Over the last few years there has been a number of monumental paradigm shifts in certain industries. However, it is doubtful that there has been many paradigm shifts bigger than what has been seen by the switch of audio and video content from the physical medium to a digital one. In particular, to the streaming medium. Each year, there are a number of new companies looking to provide more ways for consumer to gain direct access to video and audio content online. As a result, it is largely expected that the number of streams is only likely to continue to rise in both the near and far futures.

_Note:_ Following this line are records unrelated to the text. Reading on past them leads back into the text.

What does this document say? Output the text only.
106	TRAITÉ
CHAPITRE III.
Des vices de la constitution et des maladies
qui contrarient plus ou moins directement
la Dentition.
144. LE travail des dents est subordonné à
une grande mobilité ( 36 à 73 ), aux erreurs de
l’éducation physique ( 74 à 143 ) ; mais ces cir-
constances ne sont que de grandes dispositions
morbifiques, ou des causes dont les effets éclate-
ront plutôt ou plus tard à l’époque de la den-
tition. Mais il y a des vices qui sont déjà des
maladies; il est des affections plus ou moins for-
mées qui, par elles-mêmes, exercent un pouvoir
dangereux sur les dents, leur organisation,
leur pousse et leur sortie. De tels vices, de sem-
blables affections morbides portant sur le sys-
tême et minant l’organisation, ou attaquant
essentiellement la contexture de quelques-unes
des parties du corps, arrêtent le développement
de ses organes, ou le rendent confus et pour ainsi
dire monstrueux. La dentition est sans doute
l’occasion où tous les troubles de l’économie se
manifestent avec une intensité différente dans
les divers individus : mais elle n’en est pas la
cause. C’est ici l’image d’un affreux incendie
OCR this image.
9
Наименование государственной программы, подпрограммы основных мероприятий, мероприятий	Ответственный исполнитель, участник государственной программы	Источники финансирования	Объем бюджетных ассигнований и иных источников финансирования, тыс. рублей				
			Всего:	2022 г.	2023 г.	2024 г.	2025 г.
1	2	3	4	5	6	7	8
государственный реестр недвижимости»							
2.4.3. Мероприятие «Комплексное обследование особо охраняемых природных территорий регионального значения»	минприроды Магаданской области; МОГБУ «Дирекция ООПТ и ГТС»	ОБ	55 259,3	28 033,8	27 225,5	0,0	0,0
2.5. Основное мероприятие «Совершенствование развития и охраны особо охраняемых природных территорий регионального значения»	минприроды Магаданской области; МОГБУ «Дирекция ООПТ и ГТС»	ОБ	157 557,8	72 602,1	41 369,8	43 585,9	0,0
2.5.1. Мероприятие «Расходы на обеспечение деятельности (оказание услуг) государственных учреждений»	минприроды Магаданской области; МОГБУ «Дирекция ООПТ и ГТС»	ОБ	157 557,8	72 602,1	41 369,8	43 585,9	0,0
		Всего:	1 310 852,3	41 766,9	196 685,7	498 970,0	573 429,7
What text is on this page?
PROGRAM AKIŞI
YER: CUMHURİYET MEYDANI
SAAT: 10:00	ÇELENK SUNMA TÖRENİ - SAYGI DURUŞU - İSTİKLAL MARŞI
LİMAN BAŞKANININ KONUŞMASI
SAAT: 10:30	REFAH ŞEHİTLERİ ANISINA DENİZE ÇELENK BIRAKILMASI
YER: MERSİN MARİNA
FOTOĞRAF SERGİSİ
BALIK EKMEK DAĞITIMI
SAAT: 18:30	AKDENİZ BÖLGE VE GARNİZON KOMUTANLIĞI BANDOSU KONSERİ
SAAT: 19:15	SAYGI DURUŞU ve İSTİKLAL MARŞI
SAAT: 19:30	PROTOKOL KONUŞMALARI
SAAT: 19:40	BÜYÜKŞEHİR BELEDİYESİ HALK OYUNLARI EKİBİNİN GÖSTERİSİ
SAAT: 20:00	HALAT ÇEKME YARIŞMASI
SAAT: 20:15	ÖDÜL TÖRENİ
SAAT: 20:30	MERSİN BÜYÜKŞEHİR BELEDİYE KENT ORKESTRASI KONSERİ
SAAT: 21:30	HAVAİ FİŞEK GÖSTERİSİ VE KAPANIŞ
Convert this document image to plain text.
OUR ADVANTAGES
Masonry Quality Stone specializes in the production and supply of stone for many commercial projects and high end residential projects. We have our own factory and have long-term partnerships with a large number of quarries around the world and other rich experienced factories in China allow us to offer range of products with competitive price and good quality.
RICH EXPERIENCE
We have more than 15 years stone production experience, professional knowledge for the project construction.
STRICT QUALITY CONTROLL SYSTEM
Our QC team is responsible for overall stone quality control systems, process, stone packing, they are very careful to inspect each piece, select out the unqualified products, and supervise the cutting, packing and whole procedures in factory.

On that note, Nielsen has now released their end-of-year report which provides some insight into how the audio streaming domain currently looks. The report highlight how streams from on-demand services like Spotify, Google Play Music, Rhapsody, YouTube, Vevo and so on have fared over the last year. In terms of the numbers, the report details that overall music streams for last year saw some massive gains. In fact, a percentage change of almost 93-percent. In 2014, the figure listed was 164.5 billions streams and in 2015, the new figure came in at 317.2 billion. Highlighting a massive uptake in the number of streams overall. Delving into the numbers a little more and it seems music video was the most streamed aspect and accounted for 172.4 billion streams in 2015. This is up from 85.4 billion in 2014 and marked a percent shift of 101.9-percent.

While video accounted for the higher number of streams, audio was not too far behind in reality. The report details that the number of audio streams in 215 came in t 144.9 billion. This figure was up from 79.1 billion and marked a change of 83.1-percent over the two years. So while audio did gain in a similar fashion to video, the change year-over-year does highlight that video is widening the gap overall. This might comes as a bit of a surprise to some, as it would be expected that audio streams would make up the majority of audio playback. However, when you factor in that aspects like YouTube and Vevo and other services do offer ways to stream music videos for free (or at least cheaper), then ‘price’ could be one of the determining factors in results like these. Of course, whether that changes next year remains to be seen. With both music video and audio streaming companies looking at new ways to bring content to mobile devices, the one certainty is that the overall number of streams is likely to significantly increase again.